B. Norminhalt und Voraussetzungen.
Rn 2
Die Norm geht von einem Schiedsspruch aus und meint dabei sowohl den einem Endurteil gleichstehenden normalen Schiedsspruch iSd § 1054 wie auch den Schiedsspruch mit vereinbartem Wortlaut (§ 1053). Nicht hierher gehört der reine Vergleich iSv § 1053 I, der Beendigungsbeschluss nach § 1056 II sowie der Zwischenentscheid nach § 1040 III. Auch alle übrigen Äußerungen des Schiedsgerichts zu einzelnen Streitpunkten oder zu einzelnen Zulässigkeitsfragen oder zu einzelnen Verfahrensabschnitten, in welcher Form sie auch immer erlassen sind, gehören nicht hierher. Ein echter Schiedsspruch iSv § 1055 ist aber der Teilschiedsspruch iSd § 301, ferner der Schiedsspruch, der die Klage als unzulässig insgesamt abweist (analog zu einem Prozessurteil).
C. Formelle Rechtskraft.
Rn 3
Formelle Rechtskraft eines Schiedsspruchs bedeutet wie iSv § 705, dass zulässige Rechtsmittel oder ein zulässiger Einspruch gegen den Schiedsspruch nicht mehr möglich sind. Dies ist bei Schiedssprüchen die absolute Regel. Die formelle Rechtskraft des Schiedsspruchs tritt also nahezu immer mit der Erfüllung der formellen Voraussetzungen des § 1054 ein, soweit die Parteien nichts anderes vereinbaren. Der formellen Rechtskraft steht es nicht entgegen, dass gegen den Schiedsspruch Aufhebungsklage nach § 1059 erhoben werden kann. Dieser Rechtsbehelf richtet sich bewusst gegen den formell rechtskräftigen Schiedsspruch und ist daher eher einer Wiederaufnahmeklage vergleichbar. Bei einem zweistufigen Schiedsverfahren steht allerdings die formelle Rechtskraft des Schiedsspruchs erster Instanz unter der aufschiebenden Bedingung der Bestätigung durch das Oberschiedsgericht (BGH MDR 18, 1207 [BGH 09.05.2018 - I ZB 77/17]).
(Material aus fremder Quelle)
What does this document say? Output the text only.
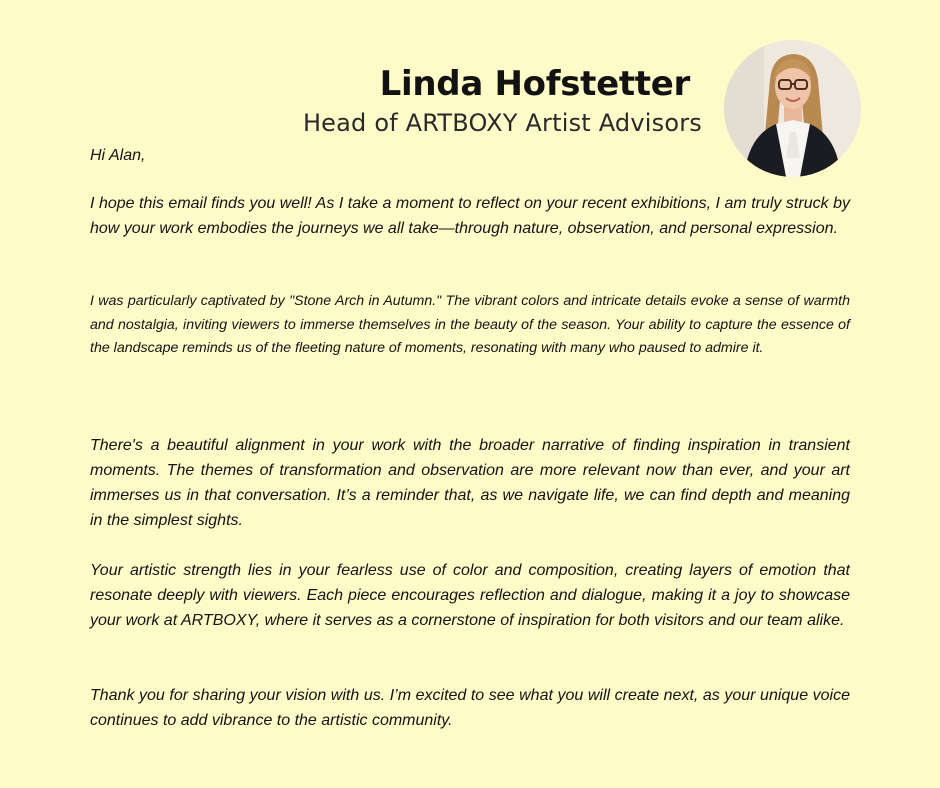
Linda Hofstetter
Head of ARTBOXY Artist Advisors
Hi Alan,
I hope this email finds you well! As I take a moment to reflect on your recent exhibitions, I am truly struck by how your work embodies the journeys we all take—through nature, observation, and personal expression.
I was particularly captivated by "Stone Arch in Autumn." The vibrant colors and intricate details evoke a sense of warmth and nostalgia, inviting viewers to immerse themselves in the beauty of the season. Your ability to capture the essence of the landscape reminds us of the fleeting nature of moments, resonating with many who paused to admire it.
There's a beautiful alignment in your work with the broader narrative of finding inspiration in transient moments. The themes of transformation and observation are more relevant now than ever, and your art immerses us in that conversation. It’s a reminder that, as we navigate life, we can find depth and meaning in the simplest sights.
Your artistic strength lies in your fearless use of color and composition, creating layers of emotion that resonate deeply with viewers. Each piece encourages reflection and dialogue, making it a joy to showcase your work at ARTBOXY, where it serves as a cornerstone of inspiration for both visitors and our team alike.
Thank you for sharing your vision with us. I’m excited to see what you will create next, as your unique voice continues to add vibrance to the artistic community.
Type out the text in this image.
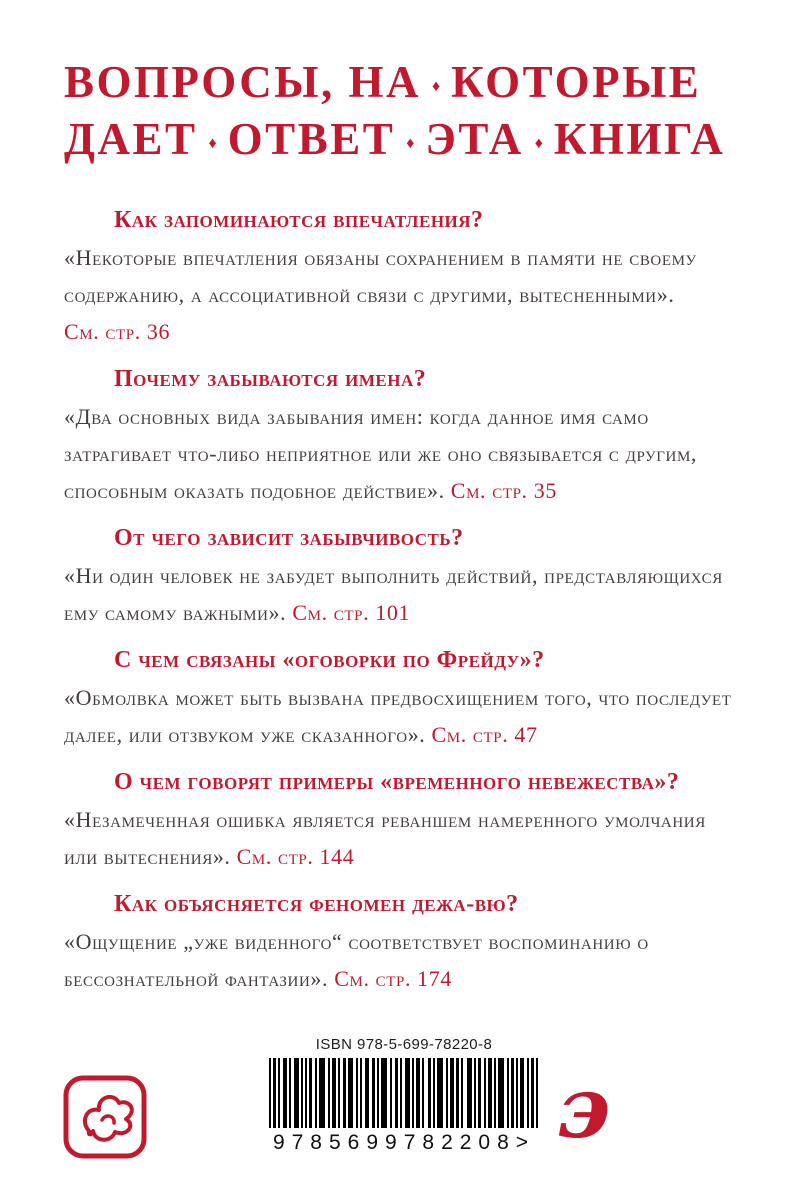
ВОПРОСЫ, НА ♦ КОТОРЫЕ
ДАЕТ ♦ ОТВЕТ ♦ ЭТА ♦ КНИГА

Как запоминаются впечатления?

«Некоторые впечатления обязаны сохранением в памяти не своему содержанию, а ассоциативной связи с другими, вытесненными». См. стр. 36

Почему забываются имена?

«Два основных вида забывания имен: когда данное имя само затрагивает что-либо неприятное или же оно связывается с другим, способным оказать подобное действие». См. стр. 35

От чего зависит забывчивость?

«Ни один человек не забудет выполнить действий, представляющихся ему самому важными». См. стр. 101

С чем связаны «оговорки по Фрейду»?

«Обмолвка может быть вызвана предвосхищением того, что последует далее, или отзвуком уже сказанного». См. стр. 47

О чем говорят примеры «временного невежества»?

«Незамеченная ошибка является реваншем намеренного умолчания или вытеснения». См. стр. 144

Как объясняется феномен дежа-вю?

«Ощущение „уже виденного“ соответствует воспоминанию о бессознательной фантазии». См. стр. 174

ISBN 978-5-699-78220-8
9785699782208> э
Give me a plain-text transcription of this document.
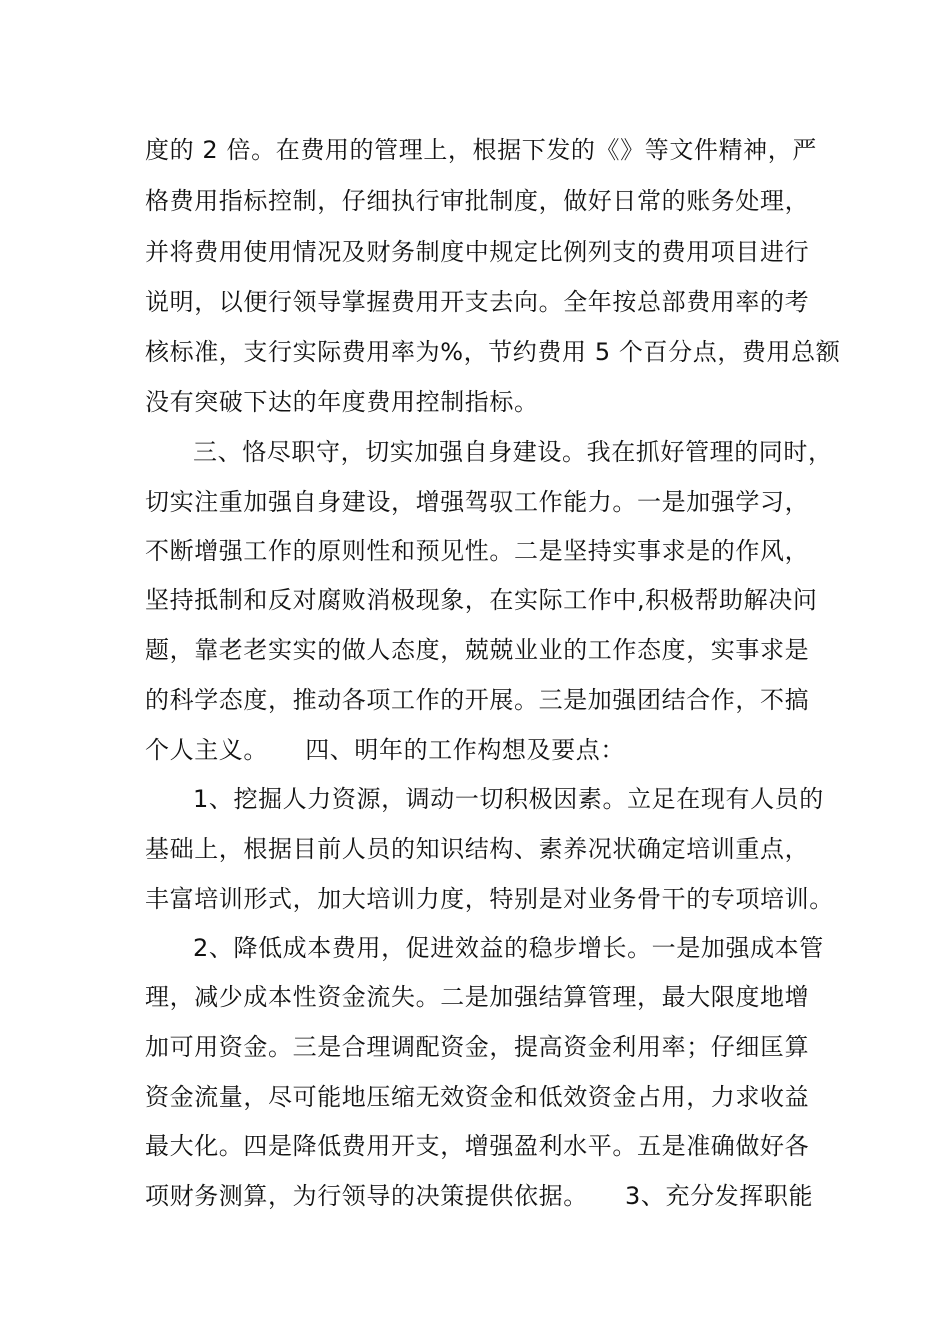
度的 2 倍。在费用的管理上，根据下发的《》等文件精神，严
格费用指标控制，仔细执行审批制度，做好日常的账务处理，
并将费用使用情况及财务制度中规定比例列支的费用项目进行
说明，以便行领导掌握费用开支去向。全年按总部费用率的考
核标准，支行实际费用率为%，节约费用 5 个百分点，费用总额
没有突破下达的年度费用控制指标。
三、恪尽职守，切实加强自身建设。我在抓好管理的同时，
切实注重加强自身建设，增强驾驭工作能力。一是加强学习，
不断增强工作的原则性和预见性。二是坚持实事求是的作风，
坚持抵制和反对腐败消极现象，在实际工作中,积极帮助解决问
题，靠老老实实的做人态度，兢兢业业的工作态度，实事求是
的科学态度，推动各项工作的开展。三是加强团结合作，不搞
个人主义。　　四、明年的工作构想及要点：
1、挖掘人力资源，调动一切积极因素。立足在现有人员的
基础上，根据目前人员的知识结构、素养况状确定培训重点，
丰富培训形式，加大培训力度，特别是对业务骨干的专项培训。
2、降低成本费用，促进效益的稳步增长。一是加强成本管
理，减少成本性资金流失。二是加强结算管理，最大限度地增
加可用资金。三是合理调配资金，提高资金利用率；仔细匡算
资金流量，尽可能地压缩无效资金和低效资金占用，力求收益
最大化。四是降低费用开支，增强盈利水平。五是准确做好各
项财务测算，为行领导的决策提供依据。　　3、充分发挥职能
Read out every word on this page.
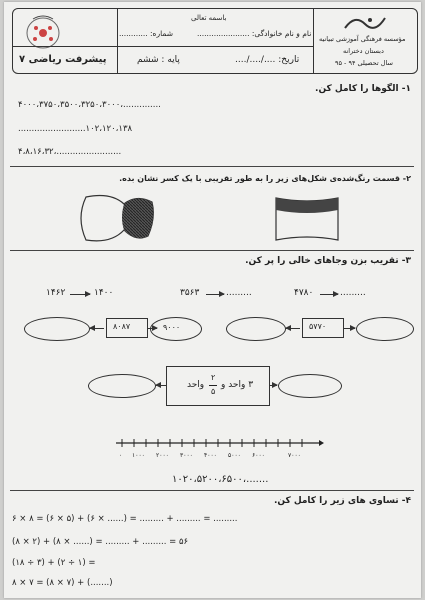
پیشرفت ریاضی ۷
باسمه تعالی
شماره: ............	نام و نام خانوادگی: ......................
پایه : ششم	تاریخ: ..../..../....
مؤسسه فرهنگی آموزشی تبیانیه
دبستان دخترانه
سال تحصیلی ۹۴ - ۹۵
۱- الگوها را کامل کن.
۴۰۰۰،۳۷۵۰،۳۵۰۰،۳۲۵۰،۳۰۰۰،..............
.........................۱۰۲،۱۲۰،۱۳۸
۴،۸،۱۶،۳۲،........................
۲- قسمت رنگ‌شده‌ی شکل‌های زیر را به طور تقریبی با یک کسر نشان بده.
۳- تقریب بزن وجاهای خالی را پر کن.
۱۴۶۲	۱۴۰۰	۳۵۶۳	.........	۴۷۸۰	.........
۸۰۸۷	۹۰۰۰	۵۷۷۰
واحد
۲
۵
۳ واحد و
۰ ۱۰۰۰ ۲۰۰۰ ۳۰۰۰ ۴۰۰۰ ۵۰۰۰ ۶۰۰۰	۷۰۰۰
۱۰۲۰،۵۲۰۰،۶۵۰۰،.......
۴- تساوی های زیر را کامل کن.
۶ × ۸ = (۶ × ۵) + (۶ × ......) = ......... + ......... = .........
(۸ × ۲) + (۸ × ......) = ......... + ......... = ۵۶
(۱۸ ÷ ۳) + (۲ ÷ ۱) =
۸ × ۷ = (۸ × ۷) + (.......)
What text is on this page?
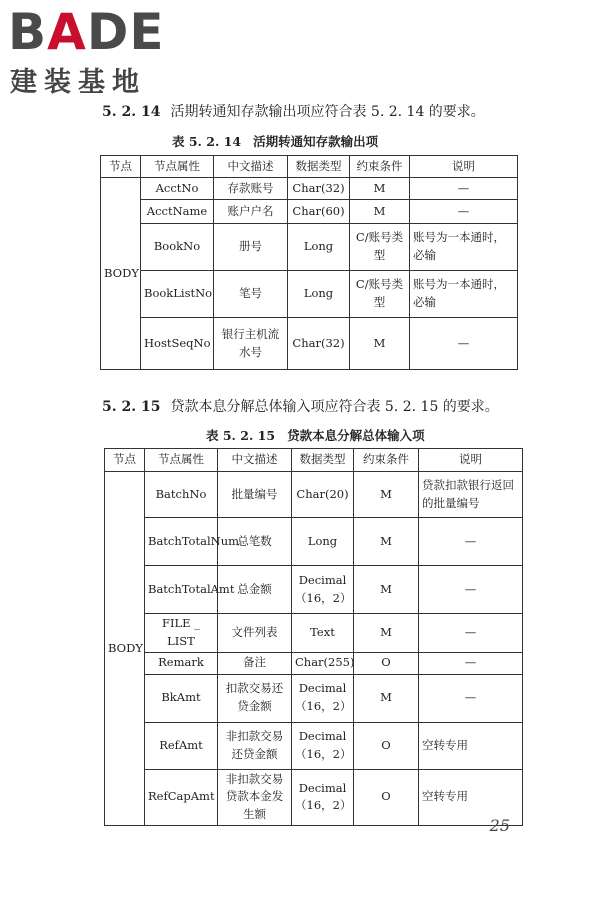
BADE
建装基地
5. 2. 14 活期转通知存款输出项应符合表 5. 2. 14 的要求。
表 5. 2. 14 活期转通知存款输出项
节点	节点属性	中文描述	数据类型	约束条件	说明
BODY	AcctNo	存款账号	Char(32)	M	—
	AcctName	账户户名	Char(60)	M	—
	BookNo	册号	Long	C/账号类型	账号为一本通时，必输
	BookListNo	笔号	Long	C/账号类型	账号为一本通时，必输
	HostSeqNo	银行主机流水号	Char(32)	M	—
5. 2. 15 贷款本息分解总体输入项应符合表 5. 2. 15 的要求。
表 5. 2. 15 贷款本息分解总体输入项
节点	节点属性	中文描述	数据类型	约束条件	说明
BODY	BatchNo	批量编号	Char(20)	M	贷款扣款银行返回的批量编号
	BatchTotalNum	总笔数	Long	M	—
	BatchTotalAmt	总金额	Decimal（16，2）	M	—
	FILE _ LIST	文件列表	Text	M	—
	Remark	备注	Char(255)	O	—
	BkAmt	扣款交易还贷金额	Decimal（16，2）	M	—
	RefAmt	非扣款交易还贷金额	Decimal（16，2）	O	空转专用
	RefCapAmt	非扣款交易贷款本金发生额	Decimal（16，2）	O	空转专用
25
D. Materielle Rechtskraft.
I. Wirkung.
Rn 4
Materielle Rechtskraft iSv § 322 bedeutet Maßgeblichkeit der Entscheidung zwischen den Parteien. Stoßrichtung der materiellen Rechtskraft ist damit ein künftiges Verfahren über denselben Streitgegenstand, das durch die Rechtskraft verhindert werden soll. Die hL versteht die Rechtskraft als ne bis in idem und macht daher das Fehlen der materiellen Rechtskraft zu einer Sachurteilsvoraussetzung. Ob die ne bis in idem-Lehre auch in der Schiedsgerichtsbarkeit gilt, ist umstr (dafür mit Einschränkungen Schwab/Walter Kap 21 Rz 7, 9; aA St/J/Schlosser § 1055 Rz 6). Die praktischen Unterschiede zwischen den Meinungen dürften gering sein. Entscheidend ist vielmehr, dass dem Schiedsspruch auch eine materielle Rechtskraftwirkung grds zuerkannt wird. Dies schafft für die siegreiche Partei Rechtssicherheit, dass sie nicht noch einmal mit einem abweichenden Ergebnis und einer darauf aufbauenden Klage konfrontiert wird. Letztlich wird man heute auch für den Schiedsspruch die ne bis in idem-Lehre vertreten können.
II. Subjektive Grenzen.
Rn 5
Die materielle Rechtskraft wirkt gem § 325 I nur für und gegen die Parteien des Rechtsstreits. Zuzulassen sind freilich auch die Erstreckung der Rechtskraft auf Rechtsnachfolger, Nacherben und Erben bei Testamentsvollstreckung iSd §§ 325–327. Eine weitergehende Rechtskrafterstreckung auf Dritte, wie sie etwa die Lehre von der Drittwirkung der Rechtskraft vertreten hat, ist nicht anzuerkennen (so auch Pika ZZP 131, 2018, 225).
III. Objektive Grenzen.
Rn 6
Die Rechtskraft eines Schiedsspruchs erfasst nur den Tenor der Entscheidung, nicht isolierte tatsächliche oder rechtliche Gründe. Die Rechtskraft bezieht sich dabei jeweils auf den identischen Streitgegenstand oder sein kontradiktorisches Gegenteil. Soweit der rechtskräftige Inhalt des Schiedsspruchs ein präjudizielles Rechtsverhältnis für einen weitergehenden Anspruch darstellt, führt die Rechtskraft zur Bindung an den Schiedsspruch.
IV. Zeitliche Grenzen.
Rn 7
Die zeitliche Grenze der Rechtskraft ist im staatlichen Gerichtsverfahren der Schluss der letzten mündlichen Verhandlung. Einen vergleichbaren Zeitpunkt kennt das Schiedsgericht nicht. Daher wird man in zeitlicher Hinsicht die jeweils letzte Möglichkeit der Parteien, sich schriftlich oder mündlich zu äußern, als zeitliche Grenze ansehen müssen. Die Präklusionsregelung des § 767 II gilt insoweit analog.
E. Wiederaufnahme.
Rn 8
Eine Wiederaufnahme des Verfahrens, wie sie das staatliche Gericht gegen rechtskräftige Urteile kennt (§ 578), kennt das schiedsgerichtlich...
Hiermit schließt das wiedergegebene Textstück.